Kent vs Chiltern Monkey
Many people have chatted to me about the differences between the 3 UK populations of Monkey orchid and to be honest I am not an expert so this is really just my opinion, based on what I have heard and seen.
Geographically, the 3 colonies are quite far apart, with Hartslock being by far the most northerly and westerly site. The other 2 colonies are in Kent, at Park Gate Down and a secret site on private land.
My understanding is that the private site is the oldest surviving Kent colony, with records dating back to 1955*. I visited the site in 1997, with a Kent Trust’s reseve manager, and it proved to be a fairly small piece of downland surrounded by trees. The Monkey orchids grew in the woodland and on the grassland but at the time it was quite a dry year and rabbits had been taking their toll so numbers were low.
Hector Wilks, of the Kent Trust for Nature Conservation, did sterling work there in the late 1950s to boost numbers using hand pollination and in 1958 he sowed seeds on Park Gate Down – a nice piece of downland owned by the Kent Trust and already home to some rare UK orchids. The Monkey orchids thrived there and this is now the main Kent site and the easiest place to see the orchids.
Hartslock has documented records dating back a lot further than the Kent sites. I have seen a herbarium sheet marked “Hartslock Wood, Goring” and dated 1831; while I think Druce cites documentary records for the Goring Gap and Wallingford area dating back to the 1620s. I have seen further herbarium specimens from: Caversham (labelled “Cawsham Hill”) dated 1778; Mapledurham dated 1850; and Whitchurch dated 1878. So it seems clear that they used to grow all along the south Chiltern escarpment.
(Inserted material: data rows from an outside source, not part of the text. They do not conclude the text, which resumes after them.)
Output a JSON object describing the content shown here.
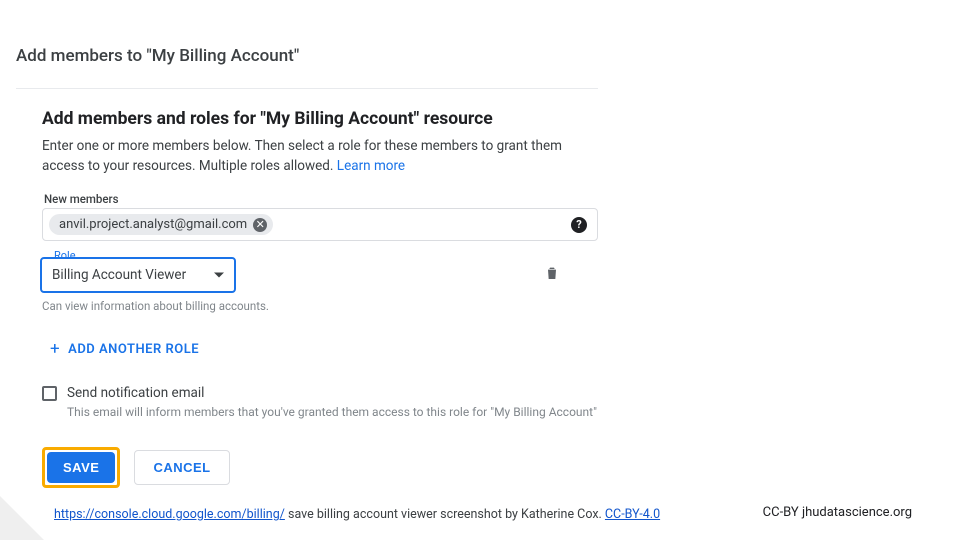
{
  "dialog": {
    "title": "Add members to \"My Billing Account\"",
    "section_title": "Add members and roles for \"My Billing Account\" resource",
    "description_a": "Enter one or more members below. Then select a role for these members to grant them access to your resources. Multiple roles allowed. ",
    "learn_more": "Learn more"
  },
  "members": {
    "label": "New members",
    "chips": [
      "anvil.project.analyst@gmail.com"
    ]
  },
  "role": {
    "label": "Role",
    "selected": "Billing Account Viewer",
    "hint": "Can view information about billing accounts."
  },
  "add_role_label": "ADD ANOTHER ROLE",
  "notify": {
    "label": "Send notification email",
    "hint": "This email will inform members that you've granted them access to this role for \"My Billing Account\""
  },
  "buttons": {
    "save": "SAVE",
    "cancel": "CANCEL"
  },
  "attribution": {
    "url_text": "https://console.cloud.google.com/billing/",
    "caption": " save  billing account viewer screenshot by Katherine Cox.  ",
    "license": "CC-BY-4.0",
    "right": "CC-BY  jhudatascience.org"
  }
}
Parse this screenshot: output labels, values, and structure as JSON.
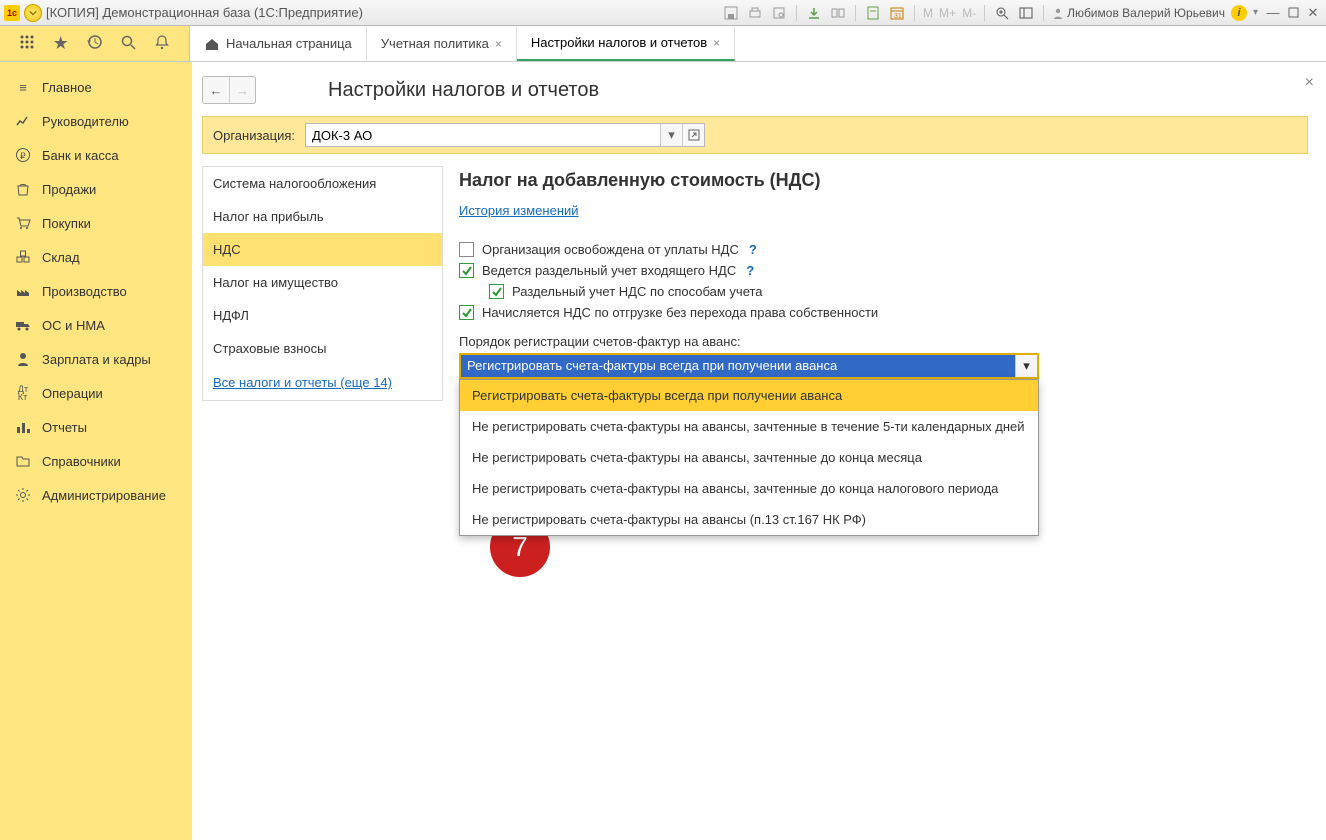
{
  "title": "[КОПИЯ] Демонстрационная база  (1С:Предприятие)",
  "user": "Любимов Валерий Юрьевич",
  "m_labels": [
    "M",
    "M+",
    "M-"
  ],
  "tabs": {
    "home_label": "Начальная страница",
    "t1": "Учетная политика",
    "t2": "Настройки налогов и отчетов"
  },
  "sidebar": {
    "items": [
      {
        "label": "Главное"
      },
      {
        "label": "Руководителю"
      },
      {
        "label": "Банк и касса"
      },
      {
        "label": "Продажи"
      },
      {
        "label": "Покупки"
      },
      {
        "label": "Склад"
      },
      {
        "label": "Производство"
      },
      {
        "label": "ОС и НМА"
      },
      {
        "label": "Зарплата и кадры"
      },
      {
        "label": "Операции"
      },
      {
        "label": "Отчеты"
      },
      {
        "label": "Справочники"
      },
      {
        "label": "Администрирование"
      }
    ]
  },
  "page": {
    "title": "Настройки налогов и отчетов",
    "org_label": "Организация:",
    "org_value": "ДОК-3 АО"
  },
  "settings_nav": {
    "items": [
      "Система налогообложения",
      "Налог на прибыль",
      "НДС",
      "Налог на имущество",
      "НДФЛ",
      "Страховые взносы"
    ],
    "all_link": "Все налоги и отчеты (еще 14)"
  },
  "panel": {
    "heading": "Налог на добавленную стоимость (НДС)",
    "history": "История изменений",
    "chk1": "Организация освобождена от уплаты НДС",
    "chk2": "Ведется раздельный учет входящего НДС",
    "chk2a": "Раздельный учет НДС по способам учета",
    "chk3": "Начисляется НДС по отгрузке без перехода права собственности",
    "field_label": "Порядок регистрации счетов-фактур на аванс:",
    "select_value": "Регистрировать счета-фактуры всегда при получении аванса",
    "options": [
      "Регистрировать счета-фактуры всегда при получении аванса",
      "Не регистрировать счета-фактуры на авансы, зачтенные в течение 5-ти календарных дней",
      "Не регистрировать счета-фактуры на авансы, зачтенные до конца месяца",
      "Не регистрировать счета-фактуры на авансы, зачтенные до конца налогового периода",
      "Не регистрировать счета-фактуры на авансы (п.13 ст.167 НК РФ)"
    ]
  },
  "annotation": {
    "num": "7"
  }
}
It’s impossible to go much further back in time because non-medicinal plants were not given stable names or really studied before the 1600s, but it seems highly likely that they have existed in this part of the country since the last ice age and that the south Chilterns is probably the oldest location for the species.
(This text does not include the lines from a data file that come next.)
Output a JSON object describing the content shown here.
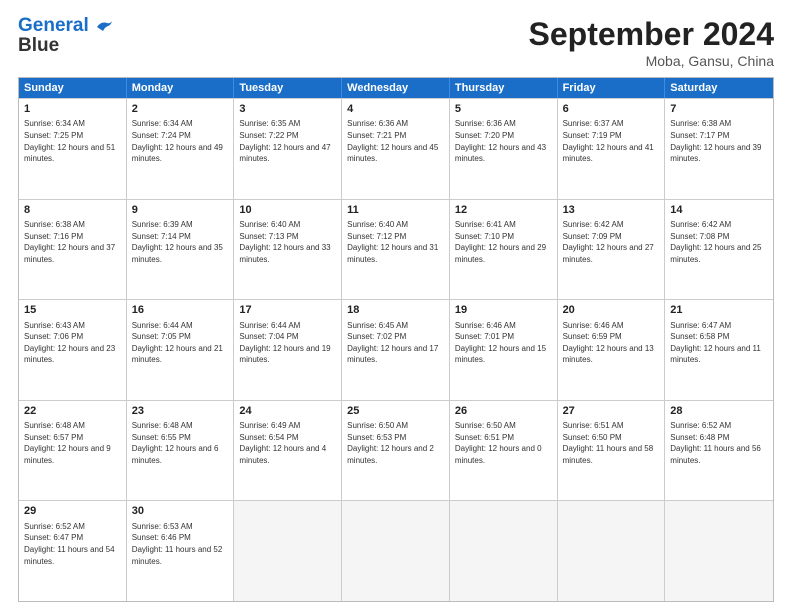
{
  "logo": {
    "line1": "General",
    "line2": "Blue"
  },
  "title": "September 2024",
  "location": "Moba, Gansu, China",
  "days": [
    "Sunday",
    "Monday",
    "Tuesday",
    "Wednesday",
    "Thursday",
    "Friday",
    "Saturday"
  ],
  "weeks": [
    [
      {
        "day": "1",
        "sunrise": "6:34 AM",
        "sunset": "7:25 PM",
        "daylight": "12 hours and 51 minutes."
      },
      {
        "day": "2",
        "sunrise": "6:34 AM",
        "sunset": "7:24 PM",
        "daylight": "12 hours and 49 minutes."
      },
      {
        "day": "3",
        "sunrise": "6:35 AM",
        "sunset": "7:22 PM",
        "daylight": "12 hours and 47 minutes."
      },
      {
        "day": "4",
        "sunrise": "6:36 AM",
        "sunset": "7:21 PM",
        "daylight": "12 hours and 45 minutes."
      },
      {
        "day": "5",
        "sunrise": "6:36 AM",
        "sunset": "7:20 PM",
        "daylight": "12 hours and 43 minutes."
      },
      {
        "day": "6",
        "sunrise": "6:37 AM",
        "sunset": "7:19 PM",
        "daylight": "12 hours and 41 minutes."
      },
      {
        "day": "7",
        "sunrise": "6:38 AM",
        "sunset": "7:17 PM",
        "daylight": "12 hours and 39 minutes."
      }
    ],
    [
      {
        "day": "8",
        "sunrise": "6:38 AM",
        "sunset": "7:16 PM",
        "daylight": "12 hours and 37 minutes."
      },
      {
        "day": "9",
        "sunrise": "6:39 AM",
        "sunset": "7:14 PM",
        "daylight": "12 hours and 35 minutes."
      },
      {
        "day": "10",
        "sunrise": "6:40 AM",
        "sunset": "7:13 PM",
        "daylight": "12 hours and 33 minutes."
      },
      {
        "day": "11",
        "sunrise": "6:40 AM",
        "sunset": "7:12 PM",
        "daylight": "12 hours and 31 minutes."
      },
      {
        "day": "12",
        "sunrise": "6:41 AM",
        "sunset": "7:10 PM",
        "daylight": "12 hours and 29 minutes."
      },
      {
        "day": "13",
        "sunrise": "6:42 AM",
        "sunset": "7:09 PM",
        "daylight": "12 hours and 27 minutes."
      },
      {
        "day": "14",
        "sunrise": "6:42 AM",
        "sunset": "7:08 PM",
        "daylight": "12 hours and 25 minutes."
      }
    ],
    [
      {
        "day": "15",
        "sunrise": "6:43 AM",
        "sunset": "7:06 PM",
        "daylight": "12 hours and 23 minutes."
      },
      {
        "day": "16",
        "sunrise": "6:44 AM",
        "sunset": "7:05 PM",
        "daylight": "12 hours and 21 minutes."
      },
      {
        "day": "17",
        "sunrise": "6:44 AM",
        "sunset": "7:04 PM",
        "daylight": "12 hours and 19 minutes."
      },
      {
        "day": "18",
        "sunrise": "6:45 AM",
        "sunset": "7:02 PM",
        "daylight": "12 hours and 17 minutes."
      },
      {
        "day": "19",
        "sunrise": "6:46 AM",
        "sunset": "7:01 PM",
        "daylight": "12 hours and 15 minutes."
      },
      {
        "day": "20",
        "sunrise": "6:46 AM",
        "sunset": "6:59 PM",
        "daylight": "12 hours and 13 minutes."
      },
      {
        "day": "21",
        "sunrise": "6:47 AM",
        "sunset": "6:58 PM",
        "daylight": "12 hours and 11 minutes."
      }
    ],
    [
      {
        "day": "22",
        "sunrise": "6:48 AM",
        "sunset": "6:57 PM",
        "daylight": "12 hours and 9 minutes."
      },
      {
        "day": "23",
        "sunrise": "6:48 AM",
        "sunset": "6:55 PM",
        "daylight": "12 hours and 6 minutes."
      },
      {
        "day": "24",
        "sunrise": "6:49 AM",
        "sunset": "6:54 PM",
        "daylight": "12 hours and 4 minutes."
      },
      {
        "day": "25",
        "sunrise": "6:50 AM",
        "sunset": "6:53 PM",
        "daylight": "12 hours and 2 minutes."
      },
      {
        "day": "26",
        "sunrise": "6:50 AM",
        "sunset": "6:51 PM",
        "daylight": "12 hours and 0 minutes."
      },
      {
        "day": "27",
        "sunrise": "6:51 AM",
        "sunset": "6:50 PM",
        "daylight": "11 hours and 58 minutes."
      },
      {
        "day": "28",
        "sunrise": "6:52 AM",
        "sunset": "6:48 PM",
        "daylight": "11 hours and 56 minutes."
      }
    ],
    [
      {
        "day": "29",
        "sunrise": "6:52 AM",
        "sunset": "6:47 PM",
        "daylight": "11 hours and 54 minutes."
      },
      {
        "day": "30",
        "sunrise": "6:53 AM",
        "sunset": "6:46 PM",
        "daylight": "11 hours and 52 minutes."
      },
      null,
      null,
      null,
      null,
      null
    ]
  ]
}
In terms of plant stature, the Park Gate plants are usually much taller and more robust than the other 2 colonies. It has been suggested that this indicates a continental origin but really I think it just reflects the fact that the soil at Park Gate is quite nutrient rich and generally wetter than the other sites. Park Gate’s plants came from seed gathered at the private site and the plants there look very similar to those at Hartslock, growing on similar nutrient-poor, dry soils.
* Lang, David (1989). A Guide to the Wild Orchids of Great Britain and Ireland.